Fabio Quagliarella (
attaccante, 1983, 1 presenza). Fino al 46° della partita contro la Slovacchia, tutti ci eravamo scordati della presenza dell’attaccante partenopeo, lusingato e tentato dalle offerte che provengono dalla ricchissima Russia. Mandato in campo nello sbilanciato 4-2-4 della ripresa contro Hamsik e compagnia, si preoccupa perlomeno di tentare con successo di saltare l’uomo, disciplina calcistica quasi dimenticata dagli attaccanti italiani.
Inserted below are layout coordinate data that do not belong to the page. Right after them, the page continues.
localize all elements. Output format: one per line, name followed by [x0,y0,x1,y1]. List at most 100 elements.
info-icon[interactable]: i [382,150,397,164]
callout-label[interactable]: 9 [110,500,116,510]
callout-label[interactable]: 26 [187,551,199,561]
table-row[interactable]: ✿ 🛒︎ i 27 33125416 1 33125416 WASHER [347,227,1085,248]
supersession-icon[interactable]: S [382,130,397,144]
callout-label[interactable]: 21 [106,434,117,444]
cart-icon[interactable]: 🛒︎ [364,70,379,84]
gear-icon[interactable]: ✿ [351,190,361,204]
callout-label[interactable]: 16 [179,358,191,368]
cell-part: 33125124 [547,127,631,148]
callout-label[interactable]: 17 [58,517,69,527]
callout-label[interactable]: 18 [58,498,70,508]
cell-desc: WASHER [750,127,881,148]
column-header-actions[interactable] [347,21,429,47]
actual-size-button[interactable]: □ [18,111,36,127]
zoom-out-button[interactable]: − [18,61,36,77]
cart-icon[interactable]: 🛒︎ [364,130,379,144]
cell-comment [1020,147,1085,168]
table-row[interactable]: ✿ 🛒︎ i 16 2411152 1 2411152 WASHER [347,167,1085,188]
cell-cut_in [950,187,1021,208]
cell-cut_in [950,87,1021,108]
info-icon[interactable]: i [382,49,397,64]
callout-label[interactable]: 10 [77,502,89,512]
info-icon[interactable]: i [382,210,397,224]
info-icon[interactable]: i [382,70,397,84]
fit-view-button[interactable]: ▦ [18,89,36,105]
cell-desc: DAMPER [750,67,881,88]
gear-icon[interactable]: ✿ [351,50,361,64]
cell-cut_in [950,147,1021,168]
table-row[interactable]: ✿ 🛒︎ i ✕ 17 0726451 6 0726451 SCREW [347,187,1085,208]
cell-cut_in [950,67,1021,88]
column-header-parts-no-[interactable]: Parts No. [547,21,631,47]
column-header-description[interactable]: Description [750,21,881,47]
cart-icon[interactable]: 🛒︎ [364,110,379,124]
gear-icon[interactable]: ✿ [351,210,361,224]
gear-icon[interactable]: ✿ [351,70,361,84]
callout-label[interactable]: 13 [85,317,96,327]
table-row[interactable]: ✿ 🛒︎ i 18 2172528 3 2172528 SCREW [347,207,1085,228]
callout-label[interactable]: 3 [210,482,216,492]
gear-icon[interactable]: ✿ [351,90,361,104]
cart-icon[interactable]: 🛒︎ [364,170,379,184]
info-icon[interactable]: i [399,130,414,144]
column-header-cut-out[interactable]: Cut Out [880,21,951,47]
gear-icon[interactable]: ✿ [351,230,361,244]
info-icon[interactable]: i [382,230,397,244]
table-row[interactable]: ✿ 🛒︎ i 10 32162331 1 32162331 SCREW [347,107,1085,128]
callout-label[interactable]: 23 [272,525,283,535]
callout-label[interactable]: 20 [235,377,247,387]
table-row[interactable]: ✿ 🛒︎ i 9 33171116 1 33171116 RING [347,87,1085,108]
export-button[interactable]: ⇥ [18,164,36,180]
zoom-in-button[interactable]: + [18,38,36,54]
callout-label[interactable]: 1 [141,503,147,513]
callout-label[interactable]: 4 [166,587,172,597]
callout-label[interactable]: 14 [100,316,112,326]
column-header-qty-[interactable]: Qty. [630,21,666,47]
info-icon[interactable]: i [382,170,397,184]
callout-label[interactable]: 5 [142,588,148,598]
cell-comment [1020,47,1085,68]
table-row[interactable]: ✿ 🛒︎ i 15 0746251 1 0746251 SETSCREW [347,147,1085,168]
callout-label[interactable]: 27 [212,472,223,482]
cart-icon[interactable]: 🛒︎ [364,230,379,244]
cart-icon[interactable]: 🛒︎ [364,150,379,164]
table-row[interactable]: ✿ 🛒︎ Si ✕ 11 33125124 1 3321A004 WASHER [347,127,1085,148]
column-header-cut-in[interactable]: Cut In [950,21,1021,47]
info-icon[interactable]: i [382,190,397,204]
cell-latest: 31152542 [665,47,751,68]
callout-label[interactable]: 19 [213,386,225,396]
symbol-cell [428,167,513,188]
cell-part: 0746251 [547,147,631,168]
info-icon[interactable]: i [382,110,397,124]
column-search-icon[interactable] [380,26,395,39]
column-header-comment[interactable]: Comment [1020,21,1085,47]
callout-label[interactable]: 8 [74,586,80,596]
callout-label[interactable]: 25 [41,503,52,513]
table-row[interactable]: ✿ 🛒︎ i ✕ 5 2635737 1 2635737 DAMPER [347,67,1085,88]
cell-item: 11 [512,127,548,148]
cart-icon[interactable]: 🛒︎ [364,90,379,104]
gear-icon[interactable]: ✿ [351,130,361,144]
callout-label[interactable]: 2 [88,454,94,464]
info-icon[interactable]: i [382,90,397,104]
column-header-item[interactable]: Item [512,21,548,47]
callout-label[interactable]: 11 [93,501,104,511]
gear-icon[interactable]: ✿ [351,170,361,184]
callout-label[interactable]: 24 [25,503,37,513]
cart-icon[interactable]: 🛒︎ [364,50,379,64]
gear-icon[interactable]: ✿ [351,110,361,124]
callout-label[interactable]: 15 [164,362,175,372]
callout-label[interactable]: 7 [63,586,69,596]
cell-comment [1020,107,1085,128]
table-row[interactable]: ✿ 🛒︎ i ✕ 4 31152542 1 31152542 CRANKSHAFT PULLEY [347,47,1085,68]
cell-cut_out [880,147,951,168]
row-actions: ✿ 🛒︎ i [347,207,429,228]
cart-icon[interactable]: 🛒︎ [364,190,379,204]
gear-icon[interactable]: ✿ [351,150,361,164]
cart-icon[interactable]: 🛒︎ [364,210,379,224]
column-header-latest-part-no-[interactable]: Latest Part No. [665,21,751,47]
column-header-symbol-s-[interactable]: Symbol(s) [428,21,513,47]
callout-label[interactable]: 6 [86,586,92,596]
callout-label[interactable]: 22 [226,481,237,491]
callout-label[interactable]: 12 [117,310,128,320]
Impreziosisce la sua partita con uno splendido “cucchiaio” da fuori area che fissa il punteggio sul 2-3 finale e non fa altro che aumentare i rimpianti dei tifosi . VOTO 7.
Giampaolo Pazzini (
centravanti, 1984, 1 presenza). Il “Pazzo” vince il ballottaggio con Borriello come vice-Gila e strappa un ambito posto per il Mondiale. L’attaccante che in 56 partite con la Samp ha segnato ben 30 gol, molti ispirati dal rimpianto Cassano ha soltanto una mezzora contro la Nuova Zelanda per mettersi in luce ma non sfiora la palla esattamente contro Gilardino, mettendo in luce tutti i limiti dell’azione offensiva della nazionale italiana. Rimane un attaccante tra i più interessanti in Europa, lo sa bene la Juventus che si è vista chiudere la porta in faccia da Garrone: la Samp ripartirà dal suo centravanti. VOTO 5.
Mai utilizzati: Morgan De Sanctis (portiere), Leonardo Bonucci (difensore), Salvatore Bocchetti (difensore), Angelo Palombo (regista).